Postcards from the edge of Europe call for ILF reprieve


newslatestThe campaign to save the Independent Living Fund (ILF) took centre stage this week as part of the first European Independent Living Day.

Events took place in Leicester, Manchester and Chesterfield, and on the internet, as countries across Europe celebrated the day, organised by the European Network on Independent Living (ENIL).

The events in England on 5 May focused on new Save the Independent Living Fund postcards, with the distinctive yellow and blue cards handed out by activists so recipients could feature them in their own “selfie” photographs, upload those pictures to the campaign’s Facebook page, and then send the postcard to the politician of their choice.

Those who have already backed the postcard campaign on its Facebook page include Jenny Sealey and Sophie Partridge, Mik Scarlet, Katherine Araniello, Jackie Driver and Michele Scattergood, chair and chief executive of Breakthrough UK, as well as several members of the Coronation Street cast.

The campaign is supported by Disabled People Against Cuts (DPAC), Greater Manchester Coalition of Disabled People (GMCDP), Inclusion London, the Alliance for Inclusive Education and Equal Lives.

In Leicester, members of East Midlands DPAC and the new Leicestershire DPAC, joined a May Day rally, handing out the postcards, while ILF-user Anne Pridmore spoke to local media.

In Chesterfield, there was an anti-austerity open meeting, while GMCDP ran a campaigning stall in Urmston, Greater Manchester, with the help of GMCDP member Brian Hilton, who designed the postcard.

Meanwhile, DPAC organised a mass tweet for those who were not able to take part in marches and other events on the day, generating thousands of tweets through the #saveILF hashtag and on the subjects of European austerity and ENIL’s European election manifesto.

DPAC also used the day to host an article about the campaign group Quiet Riot, whose young disabled members do not use the spoken word.

The article aims to show the importance of inclusive education and facilitated communication – through which a facilitator supports a disabled person to use a keyboard by managing their movements – which is used by several of the group’s members.

Anthony Kletzander, one of the members of Quiet Riot, says in the article: “I’m wondering if using facilitated communication will help to understand me better and give me some respect.
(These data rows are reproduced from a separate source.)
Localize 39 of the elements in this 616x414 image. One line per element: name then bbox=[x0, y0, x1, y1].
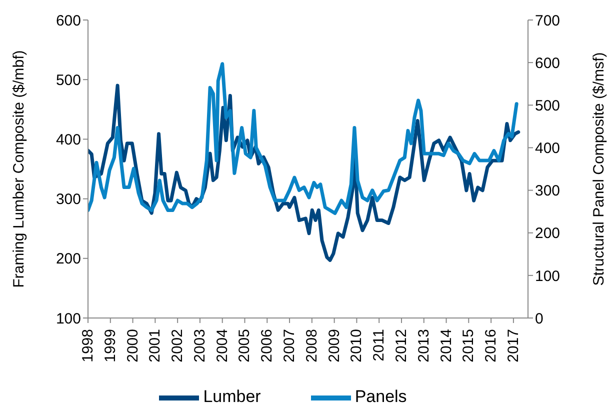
legend-label: Lumber bbox=[203, 387, 261, 406]
x-tick-label: 2007 bbox=[281, 329, 298, 362]
y-tick-label: 100 bbox=[56, 310, 81, 328]
y-axis-title: Framing Lumber Composite ($/mbf) bbox=[10, 50, 28, 288]
y2-tick-label: 300 bbox=[535, 182, 560, 200]
x-tick-label: 2004 bbox=[214, 329, 231, 362]
x-tick-label: 2003 bbox=[191, 329, 208, 362]
x-tick-label: 2015 bbox=[460, 329, 478, 362]
y-tick-label: 500 bbox=[56, 72, 81, 89]
x-tick-label: 2014 bbox=[438, 329, 455, 362]
y2-tick-label: 100 bbox=[535, 268, 560, 285]
x-tick-label: 1999 bbox=[102, 329, 119, 362]
x-tick-label: 2010 bbox=[348, 329, 366, 362]
y2-tick-label: 500 bbox=[535, 97, 560, 114]
x-tick-label: 2002 bbox=[169, 329, 186, 362]
y2-tick-label: 200 bbox=[535, 225, 560, 242]
y-tick-label: 200 bbox=[56, 250, 81, 268]
x-tick-label: 2009 bbox=[326, 329, 343, 362]
y-tick-label: 400 bbox=[56, 132, 81, 149]
x-tick-label: 2000 bbox=[124, 329, 142, 362]
y-tick-label: 600 bbox=[56, 12, 81, 30]
x-tick-label: 1998 bbox=[80, 329, 96, 362]
x-tick-label: 2011 bbox=[370, 329, 388, 362]
line-series bbox=[88, 62, 518, 216]
x-tick-label: 2012 bbox=[392, 329, 410, 362]
y2-tick-label: 400 bbox=[535, 140, 560, 158]
x-tick-label: 2006 bbox=[258, 329, 276, 362]
y2-tick-label: 700 bbox=[535, 12, 560, 30]
y-tick-label: 300 bbox=[56, 191, 81, 208]
x-tick-label: 2005 bbox=[236, 329, 254, 362]
y2-tick-label: 600 bbox=[535, 54, 560, 72]
x-tick-label: 2016 bbox=[482, 329, 500, 362]
y2-tick-label: 0 bbox=[535, 310, 544, 328]
legend-label: Panels bbox=[354, 387, 407, 406]
x-tick-label: 2017 bbox=[504, 329, 522, 362]
y2-axis-title: Structural Panel Composite ($/msf) bbox=[590, 52, 608, 286]
x-tick-label: 2001 bbox=[146, 329, 164, 362]
x-tick-label: 2013 bbox=[415, 329, 432, 362]
x-tick-label: 2008 bbox=[303, 329, 320, 362]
“I wish more people were given the chance to use facilitated communication it is great to be given a voice.”

Fellow member Blake Williamson adds: “I feel very lucky to have been surrounded by people who respected my communication giving me a limited experience of negativity around FC.

“I do however know that there are those who dismiss FC, I see this in their faces and reactions.

“My concerns are for those young disabled people who, for whatever reason, are affected by such situations.”

Across Europe, there were marches, panel discussions, protests and other events held to mark European Independent Living Day, in Belarus, Estonia, France, Greece, Italy, the Netherlands, Norway, Serbia, Sweden and Slovenia.

And in Bulgaria, members of CIL Sofia visited Sofia airport with posters declaring their wish to emigrate to a country with better living conditions for disabled people.

In Dublin, disabled activists Martin Naughton and Michael McCabe sat in a cage in front of a European Union building to highlight how cuts to support were leaving many disabled people feeling imprisoned and isolated.

In Berlin, there was a demonstration by more than 1,000 disabled activists and allies in front of the German parliament building.

In Armenia, a press conference that raised issues including cuts to employment programmes, accessibility issues and inclusive education was covered by eight TV channels, several radio stations, newspapers and news websites.

And in Brussels, there was a “Walk of Shame”, part of ENIL’s Stop Disability Cuts campaign, with those taking part expressing solidarity with disabled people across Europe who were living in institutions against their will, and with those affected by austerity cuts.

Jamie Bolling, ENIL’s executive director, mentioned the threatened ILF closure in a speech to mark the day.

She said: “We need politicians to go against the existing political will sustaining high-cost, ineffective institutions and also segregated solutions. We need politicians who support independent living in individual locations.

“Cuts have been much less when it comes to institutional funding, it’s more when it comes to individual support funding.”

She said disabled people needed to be out on the streets, if they were able to do so, to show that they were “proud, strong and disabled”.